On March 12, the FTC released updated guidelines for making effective disclosures in digital advertising. Beauty & Fashion Tech posted a great article about why this is relevant to bloggers who receive free products for review and how to comply. You should go read the full post, as it goes into much more detail than I will here. My aim in this post is just to address how I have made disclosures in the past, and how I will make them in the future to comply with the new guidelines.
Essentially, receiving free products for review and then writing about them is considered advertising. All advertising online must be disclosed in a clear, conspicuous manner. This is relevant to me, as a book blogger, because I sometimes receive free copies of books from publishers and authors in order to review them for my blog. Since I am writing about books that were provided for review, I need to disclose my relationship with the publisher/author who provided the book.
In the past, when I have reviewed a review copy, I have included the disclosure, “I received a complimentary copy of this book from the publisher/author in exchange for my honest review” at the bottom of the post. After reading the updated guidelines, I have decided to take a few measures to increase transparency.
The FTC guidelines require ads to be designed so that scrolling is not necessary in order to find the disclosure. Additionally, disclosures should be placed as close to the endorsement as possible and should be located before any links to buy the product. The guidelines also note that Websites and mobile apps that display information on multiple pages (such as posts that include the body of the article “after the jump”) may affect proximity.
To address issues of proximity, I will add a “source” line to the book info I provide at the beginning of my posts. My book reviews will now look like this:
Publisher, release date
Format (paperback, hardcover, etc), number of pages
Source (publisher, author, book tour group)

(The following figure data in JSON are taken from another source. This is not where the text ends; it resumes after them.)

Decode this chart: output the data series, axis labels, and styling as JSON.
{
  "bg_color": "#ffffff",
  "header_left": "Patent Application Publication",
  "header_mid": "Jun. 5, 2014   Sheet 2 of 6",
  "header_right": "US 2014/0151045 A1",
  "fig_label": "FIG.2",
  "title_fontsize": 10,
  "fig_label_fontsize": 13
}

This will let readers know right away if I received a book from a publisher, bought it myself, got it from the library, etc. I will still include the full disclosure at the end of my posts, but this way readers will know before reading the full post — or before even clicking through from my blog’s homepage — whether I received the book for free.
The guidelines also give requirements for disclosure in “space-constrained” messages, such as social media. If you endorse the product in your tweet, you must disclose that you received the product for free; however, tweeting something like, “Review of Book Title by Author,” followed by a link to your post does not explicitly endorse the book and is acceptable. I usually tweet links to my reviews with neutral language as in the previous example, but in the future I will make sure to include a disclosure along the lines of, “ARC courtesy of @Publisher,” if I directly recommend the book in my tweet.
If you receive books to review, what changes are you making to increase transparency? How will the updated guidelines affect the way you blog?